そのトランプの出現に象徴される「社会の分断」が言われて久しいが、本書の指摘で面白いのは、分断を嘆いてみせるアカデミズムやマスメディアが、実はその分断を推し進めている、という逆説だ。
■アカデミズムの世界の当人たちが無自覚なんです
「新しい分断を発見するのがアカデミズムの仕事なんです。たとえば所得格差があって、それを人種別に……と細分化し続けていくと論文ができあがる。それがかえって実社会での分断を進めていることに、アカデミズムの世界の当人たちが無自覚なんです」
頼みもしないのに「あなたは○○系だ、××層だ」などとラベルを貼られ、知らぬ間にその気にさせられ、別のラベルの人といがみ合う。選挙にまで利用される。SNS等々の技術革新がもたらしたこの民主主義の激変を、逆手に取ってしまえと著者は言う。

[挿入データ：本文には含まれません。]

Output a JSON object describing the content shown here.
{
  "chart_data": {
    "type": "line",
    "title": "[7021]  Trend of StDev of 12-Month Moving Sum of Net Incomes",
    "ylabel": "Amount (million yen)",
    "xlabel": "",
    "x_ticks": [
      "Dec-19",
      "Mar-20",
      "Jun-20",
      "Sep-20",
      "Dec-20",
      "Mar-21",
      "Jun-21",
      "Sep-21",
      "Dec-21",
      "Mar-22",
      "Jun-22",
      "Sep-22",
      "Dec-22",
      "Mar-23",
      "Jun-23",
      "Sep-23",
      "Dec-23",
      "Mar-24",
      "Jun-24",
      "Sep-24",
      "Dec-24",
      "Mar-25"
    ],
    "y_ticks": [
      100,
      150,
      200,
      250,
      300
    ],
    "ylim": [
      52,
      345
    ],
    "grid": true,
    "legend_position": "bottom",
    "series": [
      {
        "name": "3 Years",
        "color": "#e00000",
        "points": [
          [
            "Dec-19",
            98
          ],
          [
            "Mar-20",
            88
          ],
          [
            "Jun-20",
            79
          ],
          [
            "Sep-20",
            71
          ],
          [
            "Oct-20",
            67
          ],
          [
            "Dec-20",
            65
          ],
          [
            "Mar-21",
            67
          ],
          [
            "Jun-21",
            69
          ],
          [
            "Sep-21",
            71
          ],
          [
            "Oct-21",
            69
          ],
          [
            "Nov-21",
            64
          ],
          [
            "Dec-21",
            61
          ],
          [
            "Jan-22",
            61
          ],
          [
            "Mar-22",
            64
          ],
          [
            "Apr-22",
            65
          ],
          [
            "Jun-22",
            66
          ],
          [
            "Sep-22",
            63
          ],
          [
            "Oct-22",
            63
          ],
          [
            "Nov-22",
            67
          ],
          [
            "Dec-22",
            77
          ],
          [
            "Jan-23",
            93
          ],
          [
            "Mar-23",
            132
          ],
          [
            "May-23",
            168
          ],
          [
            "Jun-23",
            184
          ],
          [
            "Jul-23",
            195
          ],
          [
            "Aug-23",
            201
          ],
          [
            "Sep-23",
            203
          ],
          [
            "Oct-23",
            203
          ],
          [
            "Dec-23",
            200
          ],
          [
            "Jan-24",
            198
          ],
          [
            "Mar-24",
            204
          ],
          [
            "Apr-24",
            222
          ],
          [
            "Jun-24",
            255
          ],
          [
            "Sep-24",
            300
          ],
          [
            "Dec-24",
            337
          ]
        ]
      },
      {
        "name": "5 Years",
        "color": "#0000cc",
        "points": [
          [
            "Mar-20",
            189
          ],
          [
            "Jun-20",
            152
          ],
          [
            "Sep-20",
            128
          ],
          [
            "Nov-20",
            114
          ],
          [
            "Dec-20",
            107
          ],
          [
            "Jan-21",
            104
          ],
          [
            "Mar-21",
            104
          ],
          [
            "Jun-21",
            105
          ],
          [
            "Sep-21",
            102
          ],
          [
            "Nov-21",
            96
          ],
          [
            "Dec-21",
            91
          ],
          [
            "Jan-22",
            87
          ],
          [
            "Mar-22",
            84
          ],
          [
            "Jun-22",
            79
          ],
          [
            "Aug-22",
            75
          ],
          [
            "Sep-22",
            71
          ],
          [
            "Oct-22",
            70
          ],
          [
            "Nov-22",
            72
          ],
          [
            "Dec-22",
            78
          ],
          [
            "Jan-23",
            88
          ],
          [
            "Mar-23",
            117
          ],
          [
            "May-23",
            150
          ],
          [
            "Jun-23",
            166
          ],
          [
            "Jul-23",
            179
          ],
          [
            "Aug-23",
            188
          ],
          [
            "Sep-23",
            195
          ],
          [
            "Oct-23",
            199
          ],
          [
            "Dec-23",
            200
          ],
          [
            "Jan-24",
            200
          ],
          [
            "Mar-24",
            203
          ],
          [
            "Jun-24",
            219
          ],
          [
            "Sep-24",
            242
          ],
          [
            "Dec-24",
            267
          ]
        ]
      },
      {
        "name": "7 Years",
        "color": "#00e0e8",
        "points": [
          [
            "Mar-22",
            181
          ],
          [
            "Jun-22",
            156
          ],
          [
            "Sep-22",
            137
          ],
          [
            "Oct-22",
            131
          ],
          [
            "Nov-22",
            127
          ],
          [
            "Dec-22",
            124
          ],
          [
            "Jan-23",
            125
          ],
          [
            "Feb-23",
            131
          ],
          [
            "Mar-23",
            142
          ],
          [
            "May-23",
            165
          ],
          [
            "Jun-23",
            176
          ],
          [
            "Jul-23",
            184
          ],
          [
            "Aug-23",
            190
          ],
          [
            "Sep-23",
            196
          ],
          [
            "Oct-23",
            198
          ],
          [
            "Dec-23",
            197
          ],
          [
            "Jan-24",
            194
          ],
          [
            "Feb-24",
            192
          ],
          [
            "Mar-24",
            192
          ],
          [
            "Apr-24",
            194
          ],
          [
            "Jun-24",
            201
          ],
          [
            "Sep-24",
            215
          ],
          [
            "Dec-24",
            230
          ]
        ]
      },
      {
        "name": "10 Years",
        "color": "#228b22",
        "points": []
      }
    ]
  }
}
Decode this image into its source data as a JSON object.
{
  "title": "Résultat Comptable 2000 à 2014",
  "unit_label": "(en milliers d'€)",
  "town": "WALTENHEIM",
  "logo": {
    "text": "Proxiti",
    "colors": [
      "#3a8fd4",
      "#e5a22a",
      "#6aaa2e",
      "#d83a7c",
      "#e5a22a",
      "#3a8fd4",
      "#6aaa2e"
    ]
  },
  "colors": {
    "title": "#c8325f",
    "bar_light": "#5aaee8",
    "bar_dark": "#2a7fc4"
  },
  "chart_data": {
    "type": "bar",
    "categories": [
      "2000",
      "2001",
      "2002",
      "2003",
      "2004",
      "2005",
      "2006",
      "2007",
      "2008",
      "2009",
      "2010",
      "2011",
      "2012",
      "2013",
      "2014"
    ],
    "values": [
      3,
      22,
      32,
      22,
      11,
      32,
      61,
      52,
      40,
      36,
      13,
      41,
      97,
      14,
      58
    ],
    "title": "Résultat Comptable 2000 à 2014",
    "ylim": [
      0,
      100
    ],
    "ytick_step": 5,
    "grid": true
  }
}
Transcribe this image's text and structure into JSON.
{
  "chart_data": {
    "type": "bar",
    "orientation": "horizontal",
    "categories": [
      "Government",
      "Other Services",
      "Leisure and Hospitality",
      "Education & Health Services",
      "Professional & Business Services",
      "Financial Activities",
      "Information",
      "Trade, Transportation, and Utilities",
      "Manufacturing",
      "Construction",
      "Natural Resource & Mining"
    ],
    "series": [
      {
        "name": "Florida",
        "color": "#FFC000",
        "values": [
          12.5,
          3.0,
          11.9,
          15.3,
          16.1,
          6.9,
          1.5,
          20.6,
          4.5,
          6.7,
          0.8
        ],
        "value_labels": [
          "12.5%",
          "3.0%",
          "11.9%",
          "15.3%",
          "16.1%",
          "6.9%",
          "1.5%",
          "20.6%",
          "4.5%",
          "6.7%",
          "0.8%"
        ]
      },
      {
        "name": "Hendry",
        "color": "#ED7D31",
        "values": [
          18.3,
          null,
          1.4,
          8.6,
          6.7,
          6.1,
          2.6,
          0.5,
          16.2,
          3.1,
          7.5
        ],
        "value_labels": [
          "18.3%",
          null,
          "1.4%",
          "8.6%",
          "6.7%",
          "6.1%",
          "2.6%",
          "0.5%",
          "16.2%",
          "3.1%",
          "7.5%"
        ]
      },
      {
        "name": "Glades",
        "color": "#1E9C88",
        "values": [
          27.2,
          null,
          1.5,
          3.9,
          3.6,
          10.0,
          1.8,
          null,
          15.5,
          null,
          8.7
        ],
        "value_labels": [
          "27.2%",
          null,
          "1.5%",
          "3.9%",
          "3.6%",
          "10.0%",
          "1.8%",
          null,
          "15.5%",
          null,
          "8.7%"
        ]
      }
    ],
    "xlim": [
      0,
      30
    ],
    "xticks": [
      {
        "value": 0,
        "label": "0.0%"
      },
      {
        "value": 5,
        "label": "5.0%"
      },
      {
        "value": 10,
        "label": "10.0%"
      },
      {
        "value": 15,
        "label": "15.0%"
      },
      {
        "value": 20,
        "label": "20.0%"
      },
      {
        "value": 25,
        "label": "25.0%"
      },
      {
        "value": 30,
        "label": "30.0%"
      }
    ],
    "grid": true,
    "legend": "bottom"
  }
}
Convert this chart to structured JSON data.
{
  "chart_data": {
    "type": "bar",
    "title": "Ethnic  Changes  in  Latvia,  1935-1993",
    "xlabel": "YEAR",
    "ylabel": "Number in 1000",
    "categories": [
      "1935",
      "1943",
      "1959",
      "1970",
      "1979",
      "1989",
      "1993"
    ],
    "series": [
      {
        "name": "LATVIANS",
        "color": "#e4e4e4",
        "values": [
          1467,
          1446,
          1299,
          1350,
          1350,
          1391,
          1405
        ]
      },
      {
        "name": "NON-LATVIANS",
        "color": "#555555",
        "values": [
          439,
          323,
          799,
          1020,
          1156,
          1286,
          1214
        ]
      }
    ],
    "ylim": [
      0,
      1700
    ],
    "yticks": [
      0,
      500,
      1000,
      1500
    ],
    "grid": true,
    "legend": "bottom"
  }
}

「個々人のアイデンティティのあり方を細分化し、整理・展示してくれているんだから、そこから『オレはAとBとCを選ぶ』という具合に、自覚的に選べばいい。それが本当の多様性でしょう」
分断そのものは絶対悪ではなかろう。すべてが同質の世界こそ気持ちが悪い。他人に貼られたラベルに引きずられず、自ら選び取ってこそのアイデンティティなのだ。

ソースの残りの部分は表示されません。